A full house, Pennies in the pool

We had a full house the other day. Fortunately for Mama I was off. There were seven kids in the house to be watched plus our son and a friend he had over. It was busy. I think the hardest part was coordinating nap times, so I ended staying with baby Victoria while Mama and the others went to the pool. It worked for me. I don’t need that much pool time. Besides I needed to catch up on my reading and other studies.
After naptime and before the earlier pickups, we had a second time at the pool. This time I got to go. Since we take plenty of toys, tubes and dive rings to the pool there is always something for everyone to play with. But like we see every Christmas, the containers the toys come in are the most entertaining of the items for play. A good portion of our toys are carried in a bucket and that became the item of focus for the youngest member of our crew, an almost two-year-old, with his swim trunks tightly fitted over his special swim diaper.
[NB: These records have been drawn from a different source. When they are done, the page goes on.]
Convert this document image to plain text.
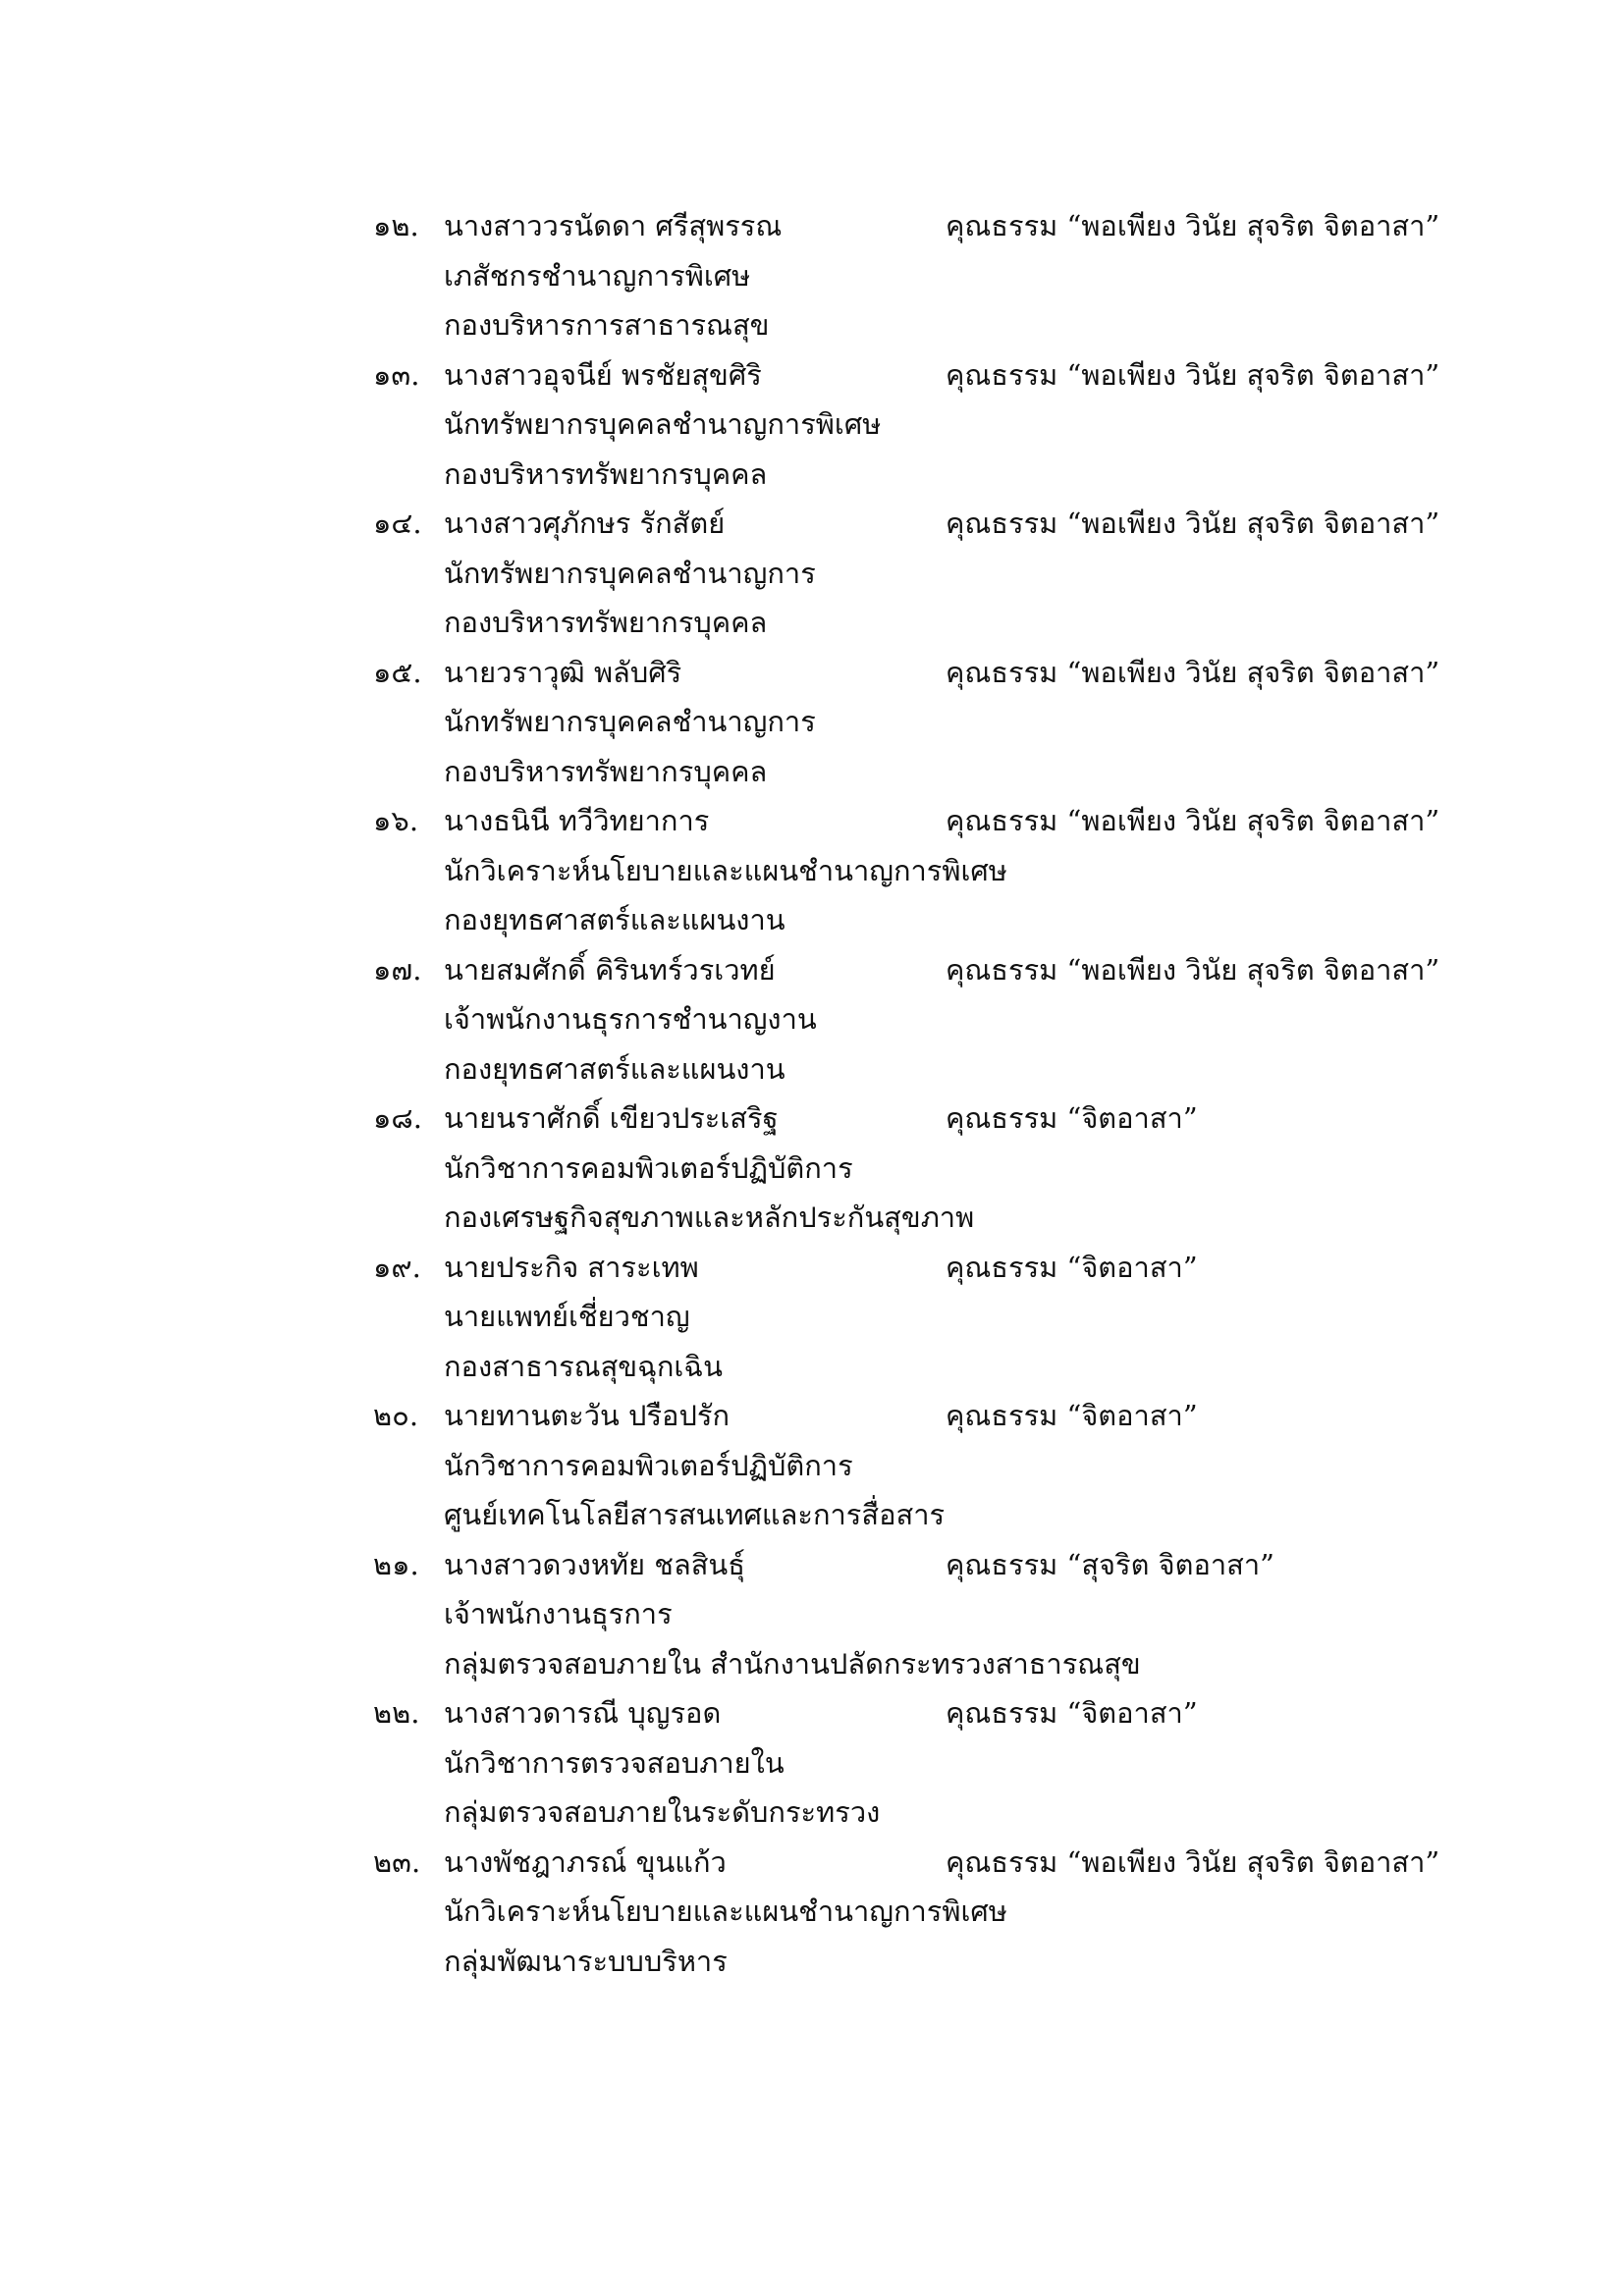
๑๒. นางสาววรนัดดา ศรีสุพรรณ	คุณธรรม “พอเพียง วินัย สุจริต จิตอาสา”
เภสัชกรชำนาญการพิเศษ
กองบริหารการสาธารณสุข
๑๓. นางสาวอุจนีย์ พรชัยสุขศิริ	คุณธรรม “พอเพียง วินัย สุจริต จิตอาสา”
นักทรัพยากรบุคคลชำนาญการพิเศษ
กองบริหารทรัพยากรบุคคล
๑๔. นางสาวศุภักษร รักสัตย์	คุณธรรม “พอเพียง วินัย สุจริต จิตอาสา”
นักทรัพยากรบุคคลชำนาญการ
กองบริหารทรัพยากรบุคคล
๑๕. นายวราวุฒิ พลับศิริ	คุณธรรม “พอเพียง วินัย สุจริต จิตอาสา”
นักทรัพยากรบุคคลชำนาญการ
กองบริหารทรัพยากรบุคคล
๑๖. นางธนินี ทวีวิทยาการ	คุณธรรม “พอเพียง วินัย สุจริต จิตอาสา”
นักวิเคราะห์นโยบายและแผนชำนาญการพิเศษ
กองยุทธศาสตร์และแผนงาน
๑๗. นายสมศักดิ์ คิรินทร์วรเวทย์	คุณธรรม “พอเพียง วินัย สุจริต จิตอาสา”
เจ้าพนักงานธุรการชำนาญงาน
กองยุทธศาสตร์และแผนงาน
๑๘. นายนราศักดิ์ เขียวประเสริฐ	คุณธรรม “จิตอาสา”
นักวิชาการคอมพิวเตอร์ปฏิบัติการ
กองเศรษฐกิจสุขภาพและหลักประกันสุขภาพ
๑๙. นายประกิจ สาระเทพ	คุณธรรม “จิตอาสา”
นายแพทย์เชี่ยวชาญ
กองสาธารณสุขฉุกเฉิน
๒๐. นายทานตะวัน ปรือปรัก	คุณธรรม “จิตอาสา”
นักวิชาการคอมพิวเตอร์ปฏิบัติการ
ศูนย์เทคโนโลยีสารสนเทศและการสื่อสาร
๒๑. นางสาวดวงหทัย ชลสินธุ์	คุณธรรม “สุจริต จิตอาสา”
เจ้าพนักงานธุรการ
กลุ่มตรวจสอบภายใน สำนักงานปลัดกระทรวงสาธารณสุข
๒๒. นางสาวดารณี บุญรอด	คุณธรรม “จิตอาสา”
นักวิชาการตรวจสอบภายใน
กลุ่มตรวจสอบภายในระดับกระทรวง
๒๓. นางพัชฎาภรณ์ ขุนแก้ว	คุณธรรม “พอเพียง วินัย สุจริต จิตอาสา”
นักวิเคราะห์นโยบายและแผนชำนาญการพิเศษ
กลุ่มพัฒนาระบบบริหาร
Of course to play with the bucket, all the contents had to be dumped into the kiddy pool from where there were scavenged by other participants and strewn around the pool.
He was having a ball transporting water from one section of the pool to another across a set of dividers that provide a walkway between the deeper part of the pool and the very shallow part where we were trying to contain him. His older brother was wearing a swim vest and kept running from the shallow part to the deeper part, but on one return trip to the shallows he screamed, “Mama Kim, poop in the pool!”
My wife jumped from where she was and hurried to see what he was seeing, already nauseated at the idea of the cleanup that would be needed. She almost fell over laughing as soon as she got there. “Papa Tim, you have to come see this!” It turned out that part of the contents of the bucket was a collection of pennies that we use for Jake and others to dive after when we toss them in the pool. These pennies just happened to fall in a shape in the shallow water that looked to the three-year-old like poop.
As we laughed and picked them up, he cringed at the process still not believing we knew what we were doing.
Life is rough for Chase. After returning from a month in Costa Rica, he and his friend set up the X-box in the theater room at the apartment complex. Playing Halo on an eight foot screen – now that’s tough.